Pseudo is Dead.
September 18, 2000 2:35 PM   Subscribe

Pseudo is Dead. Shocked, I tell ya, shocked.
posted by owillis (10 comments total)
 
I think these two posts on dotcomfailures.com (which has decided to go live again, BTW) pretty much sum Pseudo up:

"staff meeting at 1PM EST....wonder what the topic is?"

"will you guys stream the staff meeting? it might draw a record audience."
posted by aaron at 2:48 PM on September 18, 2000



not too surprising considering the recent shutdown of their AGN (all games network) just about a month or so ago, but unfortunate nonetheless
posted by physics at 3:11 PM on September 18, 2000


This is turning into a distinctly interesting chapter in the annals of business history. File under "Fatalism."
posted by highindustrial at 3:48 PM on September 18, 2000


File under "people with no business running a business getting untold amounts of money to make a purse out of a sow's ear"
posted by owillis at 3:55 PM on September 18, 2000


File under "bubble". There's plenty there already.
posted by holgate at 4:50 PM on September 18, 2000


wow DEN, POP.com, and now this.

when are people going to learn that the web is not TV and you can't market online television programs, because no one will watch them? And they were surprised?
posted by mathowie at 11:54 PM on September 18, 2000


Actually I think you can market "online television programs," but only to very specific industries/interests, and they must be cheap to produce (seminars, etc) and have lots of transcripts and HTML material for people with slower connections. It is possible-- but just not the way those schmoes were going about it.
posted by chaz at 1:43 AM on September 19, 2000


the talented folk at heavy.com seem to be making a decent attempt at marketing online programs offline, which is excellent

right now more people have tv than broadband internet access, so why not turn things around and produce quality video based content online that you can then sell to traditional broadcasters?

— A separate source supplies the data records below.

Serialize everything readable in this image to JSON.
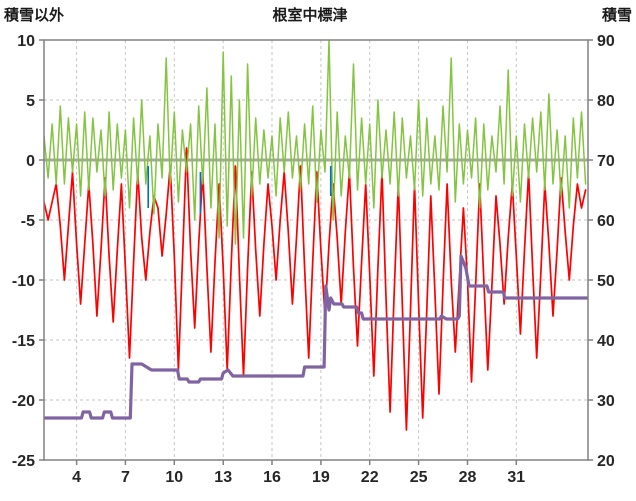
{
  "header": {
    "left_axis_title": "積雪以外",
    "title": "根室中標津",
    "right_axis_title": "積雪"
  },
  "chart_data": {
    "type": "line",
    "title": "根室中標津",
    "left_axis": {
      "label": "積雪以外",
      "range": [
        10,
        -25
      ],
      "ticks": [
        10,
        5,
        0,
        -5,
        -10,
        -15,
        -20,
        -25
      ]
    },
    "right_axis": {
      "label": "積雪",
      "range": [
        90,
        20
      ],
      "ticks": [
        90,
        80,
        70,
        60,
        50,
        40,
        30,
        20
      ]
    },
    "x_axis": {
      "range": [
        2,
        35.4
      ],
      "ticks": [
        4,
        7,
        10,
        13,
        16,
        19,
        22,
        25,
        28,
        31
      ]
    },
    "grid": true,
    "legend": "none",
    "colors": {
      "red": "#FF0000",
      "green": "#84C441",
      "purple": "#8064A2",
      "blue": "#0070C0",
      "zero_line": "#A6A6A6",
      "grid": "#C6C6C6",
      "border": "#808080",
      "text": "#262626"
    },
    "t0": 2,
    "dt": 0.25,
    "series": [
      {
        "name": "temperature-red-line",
        "axis": "left",
        "color_key": "red",
        "width": 1.7,
        "values": [
          -3.5,
          -5,
          -3.5,
          -2,
          -5.5,
          -10,
          -5.5,
          -1,
          -7,
          -12,
          -7,
          -2,
          -7,
          -13,
          -7.5,
          -1.5,
          -8,
          -13.5,
          -7.5,
          -2,
          -9,
          -16.5,
          -8.5,
          -1,
          -6.5,
          -10,
          -6,
          -3,
          -4,
          -8,
          -4.5,
          -0.5,
          -8,
          -17.5,
          -8.5,
          1,
          -7.5,
          -14,
          -7,
          -1,
          -9,
          -16,
          -8.5,
          -2,
          -9,
          -17.5,
          -8.5,
          -0.5,
          -9.5,
          -18,
          -9,
          -1,
          -7.5,
          -13,
          -7,
          -2,
          -5.5,
          -10,
          -5,
          -1,
          -6,
          -12,
          -6.5,
          -0.5,
          -9,
          -16.5,
          -8.5,
          -1,
          -7.5,
          -13,
          -7,
          -2,
          -6.5,
          -12,
          -6,
          -1,
          -9,
          -15.5,
          -8.5,
          -2,
          -9.5,
          -18,
          -9,
          -1,
          -11.5,
          -21,
          -11,
          -2,
          -12,
          -22.5,
          -12.5,
          -2,
          -12,
          -21.5,
          -12.5,
          -3,
          -11,
          -19.5,
          -10.5,
          -2,
          -10,
          -16,
          -10,
          -4,
          -10,
          -18.5,
          -10.5,
          -2,
          -10,
          -17.5,
          -10.5,
          -3,
          -7,
          -12,
          -6.5,
          -2,
          -8,
          -14.5,
          -7.5,
          -1,
          -9,
          -16.5,
          -9.5,
          -2,
          -7,
          -13,
          -7.5,
          -1.5,
          -6,
          -10,
          -5.5,
          -2,
          -4,
          -2.5
        ]
      },
      {
        "name": "green-oscillating-line",
        "axis": "left",
        "color_key": "green",
        "width": 1.5,
        "values": [
          2,
          -1.5,
          3,
          -2,
          4.5,
          -2,
          3.5,
          -1,
          3,
          -3,
          4,
          -2.5,
          3.5,
          -1,
          2.5,
          -3,
          4,
          -2.5,
          3,
          -1.5,
          2.5,
          -4,
          3.5,
          -2,
          5,
          -2,
          2,
          -4.5,
          3,
          -1.5,
          8.5,
          -2,
          4,
          -3.5,
          2.5,
          -1,
          3,
          -5,
          4.5,
          -2,
          6,
          -4,
          3,
          -6.5,
          9,
          -5.5,
          7,
          -7,
          5,
          -6.5,
          8,
          -3,
          3.5,
          -2,
          2.5,
          -1.5,
          2,
          -3,
          3.5,
          -1,
          4,
          -1.5,
          2,
          -2.5,
          3,
          -2,
          4.5,
          -3.5,
          2.5,
          -1,
          10,
          -5,
          4,
          -3,
          2,
          -1.5,
          8,
          -2.5,
          3.5,
          -2,
          3,
          -4,
          5,
          -1.5,
          2.5,
          -2,
          4,
          -3,
          3.5,
          -1.5,
          2,
          -2.5,
          5,
          -3,
          3.5,
          -2,
          2,
          -2.5,
          4.5,
          -1,
          8.5,
          -3.5,
          3,
          -2,
          2.5,
          -1.5,
          3.5,
          -4,
          3,
          -2.5,
          2,
          -1,
          4.5,
          -2,
          7.5,
          -3,
          2,
          -3.5,
          3,
          -1.5,
          3.5,
          -1,
          4,
          -2.5,
          5.5,
          -2,
          2.5,
          -3,
          2,
          -4,
          3.5,
          -1.5,
          4,
          -2
        ]
      },
      {
        "name": "snow-depth-step-line",
        "axis": "right",
        "color_key": "purple",
        "width": 3.2,
        "points": [
          [
            2,
            27
          ],
          [
            4.3,
            27
          ],
          [
            4.4,
            28
          ],
          [
            4.8,
            28
          ],
          [
            4.9,
            27
          ],
          [
            5.6,
            27
          ],
          [
            5.7,
            28
          ],
          [
            6.1,
            28
          ],
          [
            6.2,
            27
          ],
          [
            7.3,
            27
          ],
          [
            7.4,
            36
          ],
          [
            8,
            36
          ],
          [
            8.3,
            35.5
          ],
          [
            8.6,
            35
          ],
          [
            10.2,
            35
          ],
          [
            10.3,
            33.5
          ],
          [
            10.8,
            33.5
          ],
          [
            10.9,
            33
          ],
          [
            11.5,
            33
          ],
          [
            11.6,
            33.5
          ],
          [
            12.9,
            33.5
          ],
          [
            13,
            34.5
          ],
          [
            13.3,
            35
          ],
          [
            13.6,
            34
          ],
          [
            17.9,
            34
          ],
          [
            18,
            35.5
          ],
          [
            19.2,
            35.5
          ],
          [
            19.3,
            49
          ],
          [
            19.5,
            45
          ],
          [
            19.6,
            47
          ],
          [
            19.8,
            46
          ],
          [
            20.3,
            46
          ],
          [
            20.4,
            45.5
          ],
          [
            21.2,
            45.5
          ],
          [
            21.3,
            44.5
          ],
          [
            21.5,
            44.5
          ],
          [
            21.6,
            43.5
          ],
          [
            26.3,
            43.5
          ],
          [
            26.4,
            44
          ],
          [
            26.7,
            43.5
          ],
          [
            27.4,
            43.5
          ],
          [
            27.5,
            44
          ],
          [
            27.6,
            54
          ],
          [
            27.9,
            52
          ],
          [
            28.1,
            49
          ],
          [
            29.2,
            49
          ],
          [
            29.3,
            48
          ],
          [
            30.2,
            48
          ],
          [
            30.3,
            47
          ],
          [
            35.4,
            47
          ]
        ]
      }
    ],
    "blue_marks": [
      [
        8.4,
        -0.5,
        -4
      ],
      [
        11.6,
        -1,
        -4.5
      ],
      [
        19.6,
        -0.5,
        -3
      ]
    ]
  }
}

posted by sawks at 5:12 AM on September 19, 2000


The problem is these guys keep trying to produce content they think the audience should like and not content the audience actually likes.

For an example, look at Details, Esquire, GQ, etc. For years they produced this high-brow boring fashion magazine stuff that guys could give a crap about. Along comes Maxim and writes stuff real guys are interested in and blows all those other mags out of the water.
posted by owillis at 7:12 AM on September 19, 2000


And Maxim was just a branch off of what Men's Health was doing ages ago. Maxim just did it better by covering all of the bases other than excercise, IMO.